China’s car sales rise but a sustained recovery is still far from certain


China’s car sales showed signs of recovery in June, with retail sales of sedans, sport utility vehicles, minivans and multipurpose vehicles rising 4.9% to 1.8m units from a year earlier, according to the China Passenger Car Association. This makes the first increase since May 2018 in the world’s largest automotive market. The difficult times for the Chinese automotive market began in 2018 when it saw the first sales decline in the past 20 years as a slowing economy and tit-for-tat import tariffs between USA and China affected consumer sentiment.

Industry experts were optimistic that the market will return to growth in the second half of the year due to government support. So, are the June figures the first indicator that the market is rebounding? Not necessarily. While the figures do offer some hope for auto manufacturers, they are heavily influenced by car dealers’ incentives ahead of the new emissions rules. According to the new emissions rules, starting from July 1, vehicles sold in China should meet the State VI standard, which is equivalent to the Euro VI standard. A total of 18 provinces and regions, which together account for most of China’s car sales, required vehicles to meet the new emission standards. As a response to this deadline, dealers reportedly slashed prices by as much as 50% in recent weeks, to clear their inventory of cars that do not meet new stricter emission standards before new emissions rules kicked in. So, overall, a sustained recovery still seems far from certain.

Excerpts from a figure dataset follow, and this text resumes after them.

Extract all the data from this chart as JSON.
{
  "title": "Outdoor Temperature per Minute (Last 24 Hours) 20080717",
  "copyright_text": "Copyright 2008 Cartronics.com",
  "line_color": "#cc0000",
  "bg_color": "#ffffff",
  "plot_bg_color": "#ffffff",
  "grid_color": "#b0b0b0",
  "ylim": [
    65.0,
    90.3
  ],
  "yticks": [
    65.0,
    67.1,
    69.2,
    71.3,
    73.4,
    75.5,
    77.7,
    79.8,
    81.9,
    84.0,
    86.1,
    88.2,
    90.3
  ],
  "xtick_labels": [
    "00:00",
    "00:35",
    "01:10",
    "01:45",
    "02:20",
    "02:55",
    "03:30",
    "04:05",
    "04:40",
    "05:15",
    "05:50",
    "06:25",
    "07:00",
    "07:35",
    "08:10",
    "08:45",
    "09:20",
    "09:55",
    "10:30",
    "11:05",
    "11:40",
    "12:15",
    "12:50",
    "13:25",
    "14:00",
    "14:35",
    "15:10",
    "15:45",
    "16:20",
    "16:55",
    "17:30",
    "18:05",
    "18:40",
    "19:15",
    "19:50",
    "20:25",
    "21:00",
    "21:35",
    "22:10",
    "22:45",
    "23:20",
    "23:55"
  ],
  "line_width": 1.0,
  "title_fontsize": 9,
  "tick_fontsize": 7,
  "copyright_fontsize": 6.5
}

The unprecedented slide in the past year has hit local brands particularly hard, although market leaders and global players have also seen their sales decline. According to the statistical analysis of the Chinese Association of Automobile Manufacturers, sales of FAW-Volkswagen, GAC Honda and Geely Holdings showed a rapid decline in May 2019 compared with the previous month, while SAIC Volkswagen declined slightly. China is the most important individual market for the German auto-manufacturers Daimler, Volkswagen and BMW and the market’s loss of momentum is putting brakes on their sales. But not all German auto manufacturers have been equally affected. While Volkswagen sees its sales wane in China, BMW and Mercedes-Benz are still performing relatively well as Chinese consumers continue to show high preference for the premium models of these two German automakers. The slowdown is also painful for U.S. automakers operating in China. Ford, for instance, has seen its sales in China drop by 36% in Q1 2019. To stem plummeting sales, it recently announced it will launch 30 new models by 2025 in China.

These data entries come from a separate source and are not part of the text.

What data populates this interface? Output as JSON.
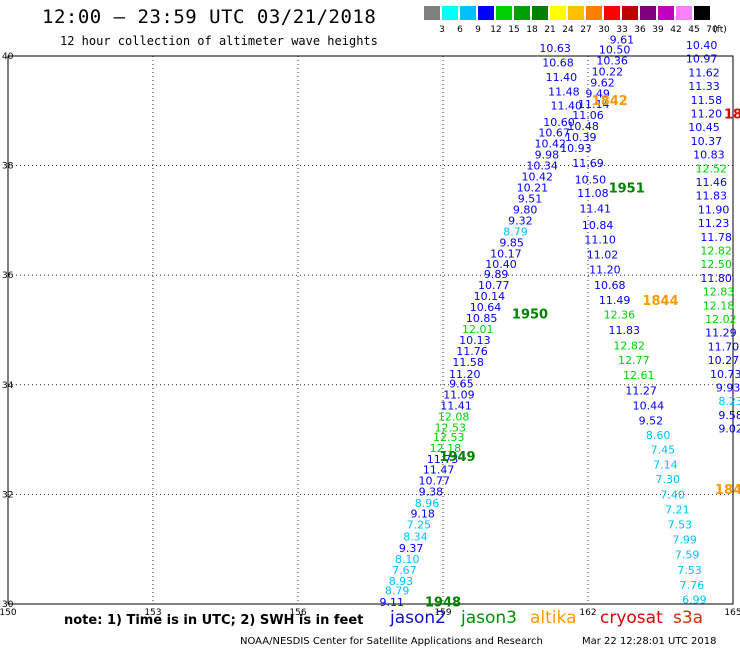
{
  "title": "12:00 — 23:59 UTC 03/21/2018",
  "subtitle": "12 hour collection of altimeter wave heights",
  "scale": {
    "unit": "(ft)",
    "colors": [
      "#808080",
      "#00ffff",
      "#00c0ff",
      "#0000ff",
      "#00d000",
      "#00a000",
      "#008000",
      "#ffff00",
      "#ffc000",
      "#ff8000",
      "#ff0000",
      "#c00000",
      "#800080",
      "#c000c0",
      "#ff80ff",
      "#000000"
    ],
    "labels": [
      "3",
      "6",
      "9",
      "12",
      "15",
      "18",
      "21",
      "24",
      "27",
      "30",
      "33",
      "36",
      "39",
      "42",
      "45",
      "70"
    ]
  },
  "note": "note:  1) Time is in UTC;  2) SWH is in feet",
  "satellites": [
    {
      "name": "jason2",
      "color": "#1010d0"
    },
    {
      "name": "jason3",
      "color": "#009000"
    },
    {
      "name": "altika",
      "color": "#ff9900"
    },
    {
      "name": "cryosat",
      "color": "#e00000"
    },
    {
      "name": "s3a",
      "color": "#cc3300"
    }
  ],
  "footer": "NOAA/NESDIS Center for Satellite Applications and Research",
  "footer_time": "Mar 22 12:28:01 UTC 2018",
  "chart_data": {
    "type": "scatter",
    "xlim": [
      150,
      165
    ],
    "ylim": [
      30,
      40
    ],
    "x_ticks": [
      "150",
      "153",
      "156",
      "159",
      "162",
      "165"
    ],
    "y_ticks": [
      "30",
      "32",
      "34",
      "36",
      "38",
      "40"
    ],
    "grid": true,
    "time_labels": [
      {
        "text": "1948",
        "x": 159.0,
        "y": 30.05,
        "color": "#008000"
      },
      {
        "text": "1949",
        "x": 159.3,
        "y": 32.7,
        "color": "#008000"
      },
      {
        "text": "1950",
        "x": 160.8,
        "y": 35.3,
        "color": "#008000"
      },
      {
        "text": "1951",
        "x": 162.8,
        "y": 37.6,
        "color": "#008000"
      },
      {
        "text": "1844",
        "x": 163.5,
        "y": 35.55,
        "color": "#ff9900"
      },
      {
        "text": "1843",
        "x": 165.0,
        "y": 32.1,
        "color": "#ff9900"
      },
      {
        "text": "1842",
        "x": 162.45,
        "y": 39.2,
        "color": "#ff9900"
      },
      {
        "text": "18",
        "x": 165.0,
        "y": 38.95,
        "color": "#e00000"
      }
    ],
    "points": [
      [
        "9.11",
        157.94,
        30.04,
        "#0000ff"
      ],
      [
        "8.79",
        158.05,
        30.25,
        "#00c0ff"
      ],
      [
        "8.93",
        158.13,
        30.42,
        "#00c0ff"
      ],
      [
        "7.67",
        158.2,
        30.62,
        "#00c0ff"
      ],
      [
        "8.10",
        158.26,
        30.82,
        "#00c0ff"
      ],
      [
        "9.37",
        158.34,
        31.02,
        "#0000ff"
      ],
      [
        "8.34",
        158.43,
        31.23,
        "#00c0ff"
      ],
      [
        "7.25",
        158.5,
        31.45,
        "#00c0ff"
      ],
      [
        "9.18",
        158.58,
        31.65,
        "#0000ff"
      ],
      [
        "8.96",
        158.67,
        31.84,
        "#00c0ff"
      ],
      [
        "9.38",
        158.75,
        32.05,
        "#0000ff"
      ],
      [
        "10.77",
        158.82,
        32.25,
        "#0000ff"
      ],
      [
        "11.47",
        158.91,
        32.45,
        "#0000ff"
      ],
      [
        "11.73",
        158.99,
        32.65,
        "#0000ff"
      ],
      [
        "12.18",
        159.05,
        32.85,
        "#00d000"
      ],
      [
        "12.53",
        159.12,
        33.05,
        "#00d000"
      ],
      [
        "12.53",
        159.15,
        33.22,
        "#00d000"
      ],
      [
        "12.08",
        159.22,
        33.42,
        "#00d000"
      ],
      [
        "11.41",
        159.27,
        33.62,
        "#0000ff"
      ],
      [
        "11.09",
        159.33,
        33.82,
        "#0000ff"
      ],
      [
        "9.65",
        159.38,
        34.02,
        "#0000ff"
      ],
      [
        "11.20",
        159.45,
        34.2,
        "#0000ff"
      ],
      [
        "11.58",
        159.52,
        34.42,
        "#0000ff"
      ],
      [
        "11.76",
        159.6,
        34.62,
        "#0000ff"
      ],
      [
        "10.13",
        159.66,
        34.82,
        "#0000ff"
      ],
      [
        "12.01",
        159.72,
        35.02,
        "#00d000"
      ],
      [
        "10.85",
        159.8,
        35.22,
        "#0000ff"
      ],
      [
        "10.64",
        159.88,
        35.42,
        "#0000ff"
      ],
      [
        "10.14",
        159.96,
        35.62,
        "#0000ff"
      ],
      [
        "10.77",
        160.05,
        35.82,
        "#0000ff"
      ],
      [
        "9.89",
        160.1,
        36.02,
        "#0000ff"
      ],
      [
        "10.40",
        160.2,
        36.2,
        "#0000ff"
      ],
      [
        "10.17",
        160.3,
        36.4,
        "#0000ff"
      ],
      [
        "9.85",
        160.42,
        36.6,
        "#0000ff"
      ],
      [
        "8.79",
        160.5,
        36.8,
        "#00c0ff"
      ],
      [
        "9.32",
        160.6,
        37.0,
        "#0000ff"
      ],
      [
        "9.80",
        160.7,
        37.2,
        "#0000ff"
      ],
      [
        "9.51",
        160.8,
        37.4,
        "#0000ff"
      ],
      [
        "10.21",
        160.85,
        37.6,
        "#0000ff"
      ],
      [
        "10.42",
        160.95,
        37.8,
        "#0000ff"
      ],
      [
        "10.34",
        161.05,
        38.0,
        "#0000ff"
      ],
      [
        "9.98",
        161.15,
        38.2,
        "#0000ff"
      ],
      [
        "10.42",
        161.22,
        38.4,
        "#0000ff"
      ],
      [
        "10.67",
        161.3,
        38.6,
        "#0000ff"
      ],
      [
        "10.60",
        161.4,
        38.8,
        "#0000ff"
      ],
      [
        "11.40",
        161.55,
        39.1,
        "#0000ff"
      ],
      [
        "11.48",
        161.5,
        39.35,
        "#0000ff"
      ],
      [
        "11.40",
        161.45,
        39.62,
        "#0000ff"
      ],
      [
        "10.68",
        161.38,
        39.88,
        "#0000ff"
      ],
      [
        "10.63",
        161.32,
        40.15,
        "#0000ff"
      ],
      [
        "9.61",
        162.7,
        40.3,
        "#0000ff"
      ],
      [
        "10.50",
        162.55,
        40.12,
        "#0000ff"
      ],
      [
        "10.36",
        162.5,
        39.92,
        "#0000ff"
      ],
      [
        "10.22",
        162.4,
        39.72,
        "#0000ff"
      ],
      [
        "9.62",
        162.3,
        39.52,
        "#0000ff"
      ],
      [
        "9.49",
        162.2,
        39.32,
        "#0000ff"
      ],
      [
        "11.14",
        162.12,
        39.12,
        "#0000ff"
      ],
      [
        "11.06",
        162.0,
        38.92,
        "#0000ff"
      ],
      [
        "10.48",
        161.9,
        38.72,
        "#0000ff"
      ],
      [
        "10.39",
        161.85,
        38.52,
        "#0000ff"
      ],
      [
        "10.93",
        161.75,
        38.32,
        "#0000ff"
      ],
      [
        "11.69",
        162.0,
        38.05,
        "#0000ff"
      ],
      [
        "10.50",
        162.05,
        37.75,
        "#0000ff"
      ],
      [
        "11.08",
        162.1,
        37.5,
        "#0000ff"
      ],
      [
        "11.41",
        162.15,
        37.22,
        "#0000ff"
      ],
      [
        "10.84",
        162.2,
        36.92,
        "#0000ff"
      ],
      [
        "11.10",
        162.25,
        36.65,
        "#0000ff"
      ],
      [
        "11.02",
        162.3,
        36.38,
        "#0000ff"
      ],
      [
        "11.20",
        162.35,
        36.1,
        "#0000ff"
      ],
      [
        "10.68",
        162.45,
        35.82,
        "#0000ff"
      ],
      [
        "11.49",
        162.55,
        35.55,
        "#0000ff"
      ],
      [
        "12.36",
        162.65,
        35.28,
        "#00d000"
      ],
      [
        "11.83",
        162.75,
        35.0,
        "#0000ff"
      ],
      [
        "12.82",
        162.85,
        34.72,
        "#00d000"
      ],
      [
        "12.77",
        162.95,
        34.45,
        "#00d000"
      ],
      [
        "12.61",
        163.05,
        34.18,
        "#00d000"
      ],
      [
        "11.27",
        163.1,
        33.9,
        "#0000ff"
      ],
      [
        "10.44",
        163.25,
        33.62,
        "#0000ff"
      ],
      [
        "9.52",
        163.3,
        33.35,
        "#0000ff"
      ],
      [
        "8.60",
        163.45,
        33.08,
        "#00c0ff"
      ],
      [
        "7.45",
        163.55,
        32.82,
        "#00c0ff"
      ],
      [
        "7.14",
        163.6,
        32.55,
        "#00c0ff"
      ],
      [
        "7.30",
        163.65,
        32.28,
        "#00c0ff"
      ],
      [
        "7.40",
        163.75,
        32.0,
        "#00c0ff"
      ],
      [
        "7.21",
        163.85,
        31.72,
        "#00c0ff"
      ],
      [
        "7.53",
        163.9,
        31.45,
        "#00c0ff"
      ],
      [
        "7.99",
        164.0,
        31.18,
        "#00c0ff"
      ],
      [
        "7.59",
        164.05,
        30.9,
        "#00c0ff"
      ],
      [
        "7.53",
        164.1,
        30.62,
        "#00c0ff"
      ],
      [
        "7.76",
        164.15,
        30.35,
        "#00c0ff"
      ],
      [
        "6.99",
        164.2,
        30.08,
        "#00c0ff"
      ],
      [
        "6.73",
        164.25,
        29.8,
        "#00c0ff"
      ],
      [
        "7.84",
        164.3,
        29.55,
        "#00c0ff"
      ],
      [
        "7.50",
        164.3,
        29.3,
        "#00c0ff"
      ],
      [
        "10.40",
        164.35,
        40.2,
        "#0000ff"
      ],
      [
        "10.97",
        164.35,
        39.95,
        "#0000ff"
      ],
      [
        "11.62",
        164.4,
        39.7,
        "#0000ff"
      ],
      [
        "11.33",
        164.4,
        39.45,
        "#0000ff"
      ],
      [
        "11.58",
        164.45,
        39.2,
        "#0000ff"
      ],
      [
        "11.20",
        164.45,
        38.95,
        "#0000ff"
      ],
      [
        "10.45",
        164.4,
        38.7,
        "#0000ff"
      ],
      [
        "10.37",
        164.45,
        38.45,
        "#0000ff"
      ],
      [
        "10.83",
        164.5,
        38.2,
        "#0000ff"
      ],
      [
        "12.52",
        164.55,
        37.95,
        "#00d000"
      ],
      [
        "11.46",
        164.55,
        37.7,
        "#0000ff"
      ],
      [
        "11.83",
        164.55,
        37.45,
        "#0000ff"
      ],
      [
        "11.90",
        164.6,
        37.2,
        "#0000ff"
      ],
      [
        "11.23",
        164.6,
        36.95,
        "#0000ff"
      ],
      [
        "11.78",
        164.65,
        36.7,
        "#0000ff"
      ],
      [
        "12.82",
        164.65,
        36.45,
        "#00d000"
      ],
      [
        "12.50",
        164.65,
        36.2,
        "#00d000"
      ],
      [
        "11.80",
        164.65,
        35.95,
        "#0000ff"
      ],
      [
        "12.83",
        164.7,
        35.7,
        "#00d000"
      ],
      [
        "12.18",
        164.7,
        35.45,
        "#00d000"
      ],
      [
        "12.02",
        164.75,
        35.2,
        "#00d000"
      ],
      [
        "11.29",
        164.75,
        34.95,
        "#0000ff"
      ],
      [
        "11.70",
        164.8,
        34.7,
        "#0000ff"
      ],
      [
        "10.27",
        164.8,
        34.45,
        "#0000ff"
      ],
      [
        "10.73",
        164.85,
        34.2,
        "#0000ff"
      ],
      [
        "9.93",
        164.9,
        33.95,
        "#0000ff"
      ],
      [
        "8.23",
        164.95,
        33.7,
        "#00c0ff"
      ],
      [
        "9.58",
        164.95,
        33.45,
        "#0000ff"
      ],
      [
        "9.02",
        164.95,
        33.2,
        "#0000ff"
      ]
    ]
  }
}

With little relief in sight, carmakers are increasingly counting on Chinese government tax cuts to stimulate demand and help the market rebound from its worst slump in 20 years. In March this year, the Chinese government announced plans to cut a total of CNY2 trillion ($298bn) in duties and fees, including value-added taxes, to help boost its economy. The tax reductions could be big but the unanswered question that remains and that keeps auto makers on their toes is when this will happen.